Voices Across Borders
The Blog of the Race and Resistance Research Programme at TORCH
Posted by: Ed Dodson
Date: 19th May 2016
Homi Bhabha at Oxford
On 27th April 2016, in addition to lecturing to a capacity crowd in the ‘Race and the Curriculum’ series, Professor Homi K. Bhabha led a small seminar entitled ‘Between the World and Me’. Bhabha is author of seminal postcolonial texts such as The Location of Culture (1991) and is currently the Anne F. Rothenberg Professor at Harvard. Advance reading for this seminar included, unsurprisingly, Ta-Nehisi Coates’ Between the World and Me, Bhabha’s own ‘Framing Fanon’, and a chapter from Emily Apter’s Against World Literature: The Politics of Untranslatability.

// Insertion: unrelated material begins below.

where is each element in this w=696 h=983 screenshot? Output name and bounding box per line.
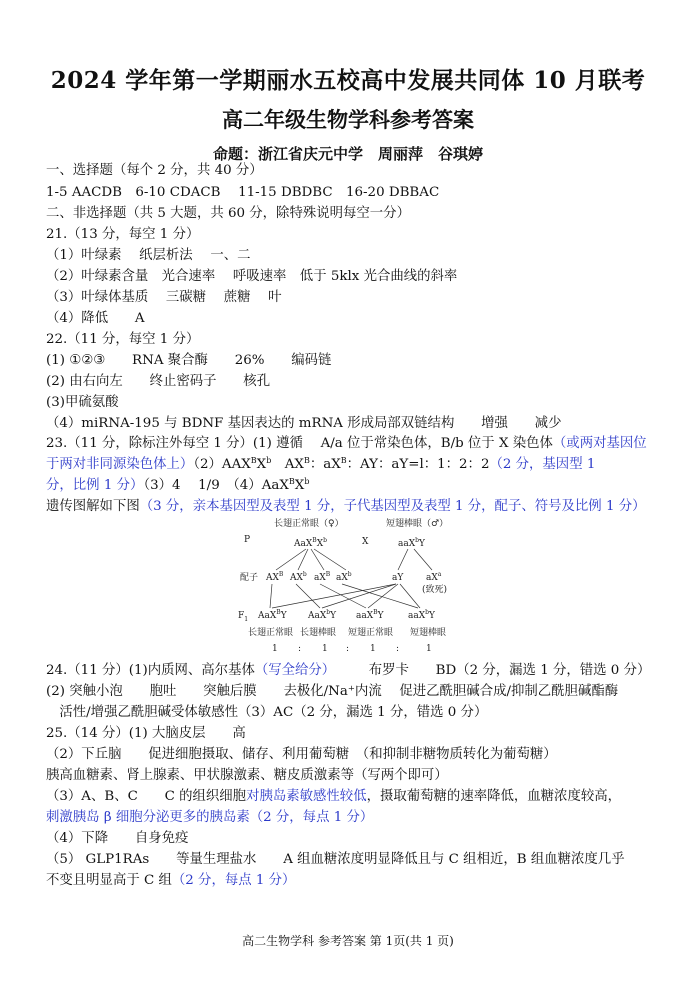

Most of the discussion, however, centred on Coates’ 2015 memoir/polemic, written (in homage to James Baldwin’s The Fire Next Time) in the form of a letter to his son. Bhabha began by turning our attention to two symptomatic passages of a book that Toni Morrison has described as ‘required reading’: one in which Coates’ son is ‘pushed’ and told to “Come on!” by a white woman ‘on the Upper West Side’ (92-93); and another in which Coates reflects on ‘the inescapable robbery of time’ suffered by ‘the black race’ (91).

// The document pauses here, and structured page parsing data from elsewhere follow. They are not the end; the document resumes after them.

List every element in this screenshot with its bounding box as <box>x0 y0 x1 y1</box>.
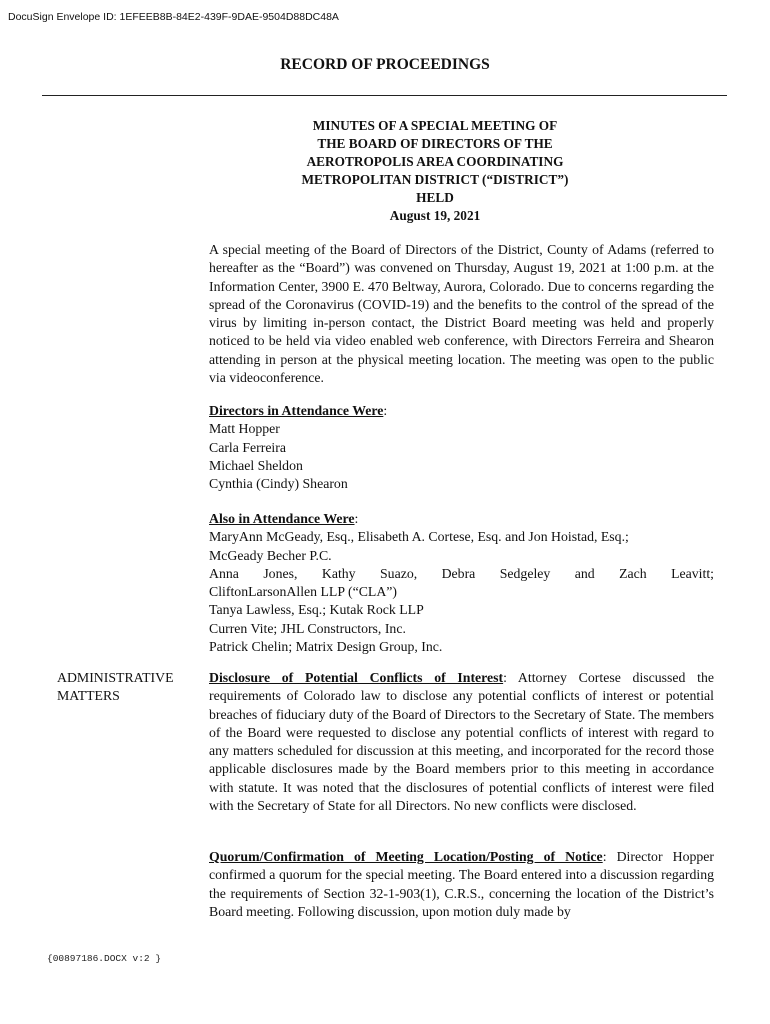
quorum-text: : Director Hopper confirmed a quorum for the special meeting. The Board entered into a discussion regarding the requirements of Section 32-1-903(1), C.R.S., concerning the location of the District’s Board meeting. Following discussion, upon motion duly made by <box>209 849 714 919</box>
attendee-line: MaryAnn McGeady, Esq., Elisabeth A. Cortese, Esq. and Jon Hoistad, Esq.; <box>209 529 629 545</box>
also-attendance-section <box>209 510 714 656</box>
disclosure-text: : Attorney Cortese discussed the requirements of Colorado law to disclose any potential conflicts of interest or potential breaches of fiduciary duty of the Board of Directors to the Secretary of State. The members of the Board were requested to disclose any potential conflicts of interest with regard to any matters scheduled for discussion at this meeting, and incorporated for the record those applicable disclosures made by the Board members prior to this meeting in accordance with statute. It was noted that the disclosures of potential conflicts of interest were filed with the Secretary of State for all Directors. No new conflicts were disclosed. <box>209 670 714 814</box>
attendee-line: McGeady Becher P.C. <box>209 547 332 563</box>
intro-paragraph: A special meeting of the Board of Directors of the District, County of Adams (referred to hereafter as the “Board”) was convened on Thursday, August 19, 2021 at 1:00 p.m. at the Information Center, 3900 E. 470 Beltway, Aurora, Colorado. Due to concerns regarding the spread of the Coronavirus (COVID-19) and the benefits to the control of the spread of the virus by limiting in-person contact, the District Board meeting was held and properly noticed to be held via video enabled web conference, with Directors Ferreira and Shearon attending in person at the physical meeting location. The meeting was open to the public via videoconference. <box>209 242 714 386</box>
title-line: METROPOLITAN DISTRICT (“DISTRICT”) <box>301 172 569 188</box>
quorum-paragraph <box>209 848 714 921</box>
title-line: HELD <box>416 190 454 206</box>
document-footer: {00897186.DOCX v:2 } <box>47 953 162 964</box>
docusign-envelope-id: DocuSign Envelope ID: 1EFEEB8B-84E2-439F-9DAE-9504D88DC48A <box>8 11 339 23</box>
disclosure-paragraph <box>209 669 714 815</box>
meeting-date: August 19, 2021 <box>389 208 481 224</box>
directors-heading: Directors in Attendance Were: <box>209 403 388 418</box>
minutes-title <box>210 117 660 226</box>
director-name: Carla Ferreira <box>209 439 286 455</box>
title-line: AEROTROPOLIS AREA COORDINATING <box>306 154 564 170</box>
attendee-line: Anna Jones, Kathy Suazo, Debra Sedgeley and Zach Leavitt; <box>209 565 714 581</box>
director-name: Cynthia (Cindy) Shearon <box>209 476 348 492</box>
also-attendance-heading: Also in Attendance Were: <box>209 511 359 526</box>
page-heading: RECORD OF PROCEEDINGS <box>280 56 490 73</box>
attendee-line: CliftonLarsonAllen LLP (“CLA”) <box>209 584 398 600</box>
heading-divider <box>42 95 727 96</box>
title-line: MINUTES OF A SPECIAL MEETING OF <box>312 118 558 133</box>
title-line: THE BOARD OF DIRECTORS OF THE <box>317 136 553 152</box>
directors-section <box>209 402 714 493</box>
section-label-administrative-matters: ADMINISTRATIVE MATTERS <box>57 670 174 704</box>
quorum-heading: Quorum/Confirmation of Meeting Location/Posting of Notice <box>209 849 603 864</box>
director-name: Michael Sheldon <box>209 457 303 473</box>
attendee-line: Tanya Lawless, Esq.; Kutak Rock LLP <box>209 602 424 618</box>
attendee-line: Patrick Chelin; Matrix Design Group, Inc. <box>209 639 443 655</box>
director-name: Matt Hopper <box>209 421 280 437</box>
attendee-line: Curren Vite; JHL Constructors, Inc. <box>209 620 406 636</box>
disclosure-heading: Disclosure of Potential Conflicts of Interest <box>209 670 504 685</box>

For Bhabha, these offer ‘figural, graphic moments’ rather than narratives of blackness – in Walter Benjamin’s words, who was cited throughout the seminar, this is ‘dialectics at a standstill’. Instead of recounting a history of African-American discrimination, and explaining its causes, these ephemeral moments (combining to form a ‘montage’) articulate the ‘phenomenological’ or ‘non-empirical’ experience of racism, its particularities of class, gender, and location. As Coates comments in the first of these passages: ‘I turned and spoke to this woman, and my words were hot with all of the moment and all of my history’ (94).
Bhabha focused in particular on Coates’ use of the word ‘insecurity’ here (‘there was my own insecurity in my ability to protect your black body’), asking us to reconsider security outside of its usual associations with surveillance and the state. Gesturing towards without fully outlining his current research project, he proposed that security and its discontents are an abiding preoccupation of contemporary art.

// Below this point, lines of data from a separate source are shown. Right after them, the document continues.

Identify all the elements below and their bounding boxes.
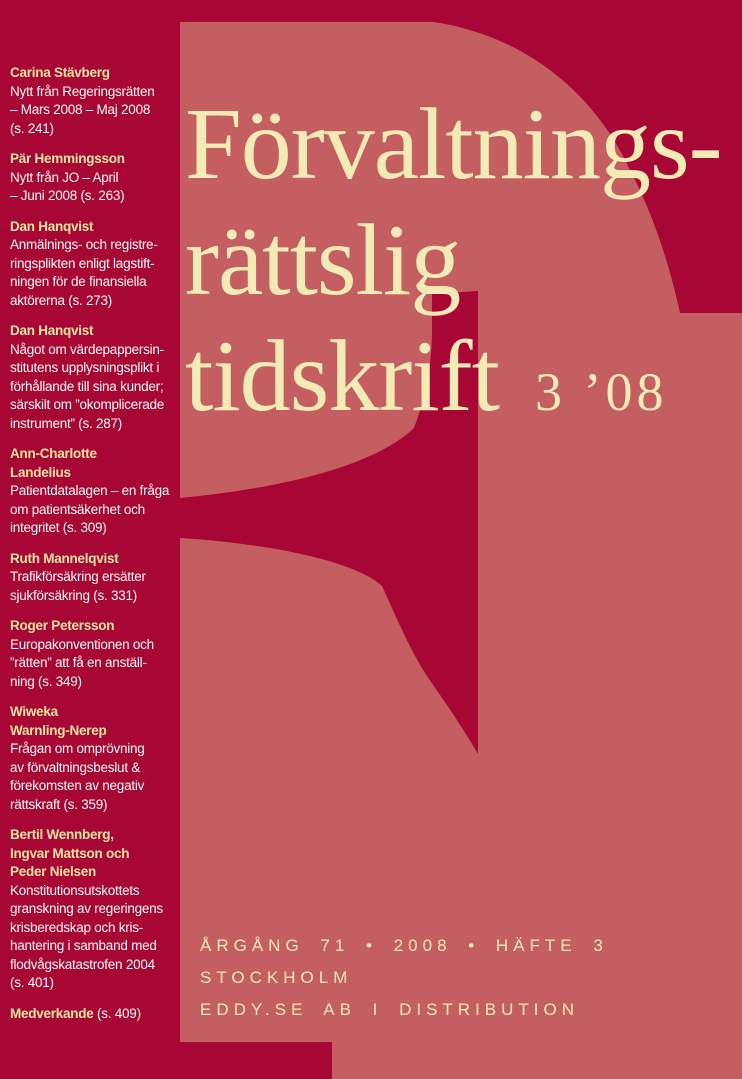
article-title-line: aktörerna (s. 273) <box>10 292 113 308</box>
article-title-line: integritet (s. 309) <box>10 520 107 535</box>
article-title-line: Konstitutionsutskottets <box>10 882 140 898</box>
imprint-distribution-line: EDDY.SE AB I DISTRIBUTION <box>200 1000 580 1019</box>
article-title-line: särskilt om ”okomplicerade <box>10 397 165 412</box>
author-name: Dan Hanqvist <box>10 218 94 234</box>
author-name: Medverkande (s. 409) <box>10 1005 141 1021</box>
imprint <box>200 936 608 1032</box>
cover-art-panel <box>180 0 742 1079</box>
article-title-line: Patientdatalagen – en fråga <box>10 483 170 498</box>
article-title-line: Trafikförsäkring ersätter <box>10 569 146 584</box>
article-title-line: ”rätten” att få en anställ- <box>10 655 147 670</box>
article-entry <box>10 445 174 550</box>
author-name: Landelius <box>10 464 71 480</box>
author-name: Ruth Mannelqvist <box>10 550 119 566</box>
author-name: Peder Nielsen <box>10 864 97 879</box>
imprint-volume-line: ÅRGÅNG 71 • 2008 • HÄFTE 3 <box>200 936 608 955</box>
article-entry <box>10 64 174 150</box>
article-title-line: (s. 401) <box>10 975 54 990</box>
article-entry <box>10 150 174 218</box>
author-name: Ann-Charlotte <box>10 446 97 461</box>
article-title-line: Frågan om omprövning <box>10 741 145 756</box>
article-title-line: Europakonventionen och <box>10 636 154 652</box>
article-entry <box>10 703 174 826</box>
article-title-line: ningen för de finansiella <box>10 274 147 289</box>
article-title-line: förhållande till sina kunder; <box>10 378 164 394</box>
title-line-2: rättslig <box>185 204 461 317</box>
article-title-line: ringsplikten enligt lagstift- <box>10 255 155 271</box>
article-title-line: ning (s. 349) <box>10 673 82 689</box>
article-title-line: av förvaltningsbeslut & <box>10 759 141 775</box>
article-entry <box>10 617 174 703</box>
article-title-line: hantering i samband med <box>10 938 157 953</box>
title-line-3-text: tidskrift <box>185 320 499 433</box>
article-title-line: flodvågskatastrofen 2004 <box>10 956 155 972</box>
article-title-line: sjukförsäkring (s. 331) <box>10 587 138 603</box>
article-title-line: Nytt från Regeringsrätten <box>10 83 155 99</box>
issue-number: 3 ’08 <box>534 362 668 422</box>
article-title-line: om patientsäkerhet och <box>10 501 145 517</box>
author-name: Warnling-Nerep <box>10 722 107 738</box>
author-name: Roger Petersson <box>10 618 115 633</box>
article-title-line: instrument” (s. 287) <box>10 415 123 431</box>
article-title-line: stitutens upplysningsplikt i <box>10 360 160 375</box>
author-name: Wiweka <box>10 704 58 719</box>
table-of-contents <box>0 0 180 1079</box>
page-reference: (s. 409) <box>93 1005 141 1021</box>
article-title-line: Nytt från JO – April <box>10 169 119 185</box>
article-title-line: Något om värdepappersin- <box>10 341 164 357</box>
author-name: Ingvar Mattson och <box>10 845 130 861</box>
article-title-line: granskning av regeringens <box>10 901 163 916</box>
author-name: Carina Stävberg <box>10 65 110 80</box>
article-title-line: (s. 241) <box>10 120 54 136</box>
article-title-line: – Juni 2008 (s. 263) <box>10 188 125 203</box>
article-entry <box>10 218 174 323</box>
author-name: Dan Hanqvist <box>10 323 94 338</box>
title-line-3 <box>185 319 722 450</box>
journal-title <box>185 87 722 450</box>
article-title-line: förekomsten av negativ <box>10 778 145 793</box>
article-entry <box>10 826 174 1005</box>
article-title-line: – Mars 2008 – Maj 2008 <box>10 102 151 117</box>
bottom-notch <box>180 1042 332 1079</box>
author-name: Bertil Wennberg, <box>10 827 114 842</box>
article-title-line: rättskraft (s. 359) <box>10 796 108 812</box>
article-entry <box>10 1005 174 1036</box>
article-entry <box>10 550 174 618</box>
article-title-line: Anmälnings- och registre- <box>10 237 158 252</box>
article-entry <box>10 322 174 445</box>
imprint-city-line: STOCKHOLM <box>200 968 353 987</box>
title-line-1: Förvaltnings- <box>185 88 722 201</box>
article-title-line: krisberedskap och kris- <box>10 919 144 935</box>
author-name: Pär Hemmingsson <box>10 151 125 166</box>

Indeed, in response to a question about the current theoretical vogue for the term ‘precariat’, Bhabha explained that he prefers the ambiguity of (in)security as it demonstrates (with its equivocal parentheses) how security and insecurity are always folded into one another, two sides of the same coin.
Ed Dodson is a DPhil Candidate in English. His thesis is entitled ‘The Occluded Persistence of Empire in Contemporary British Fiction, 1979-present’.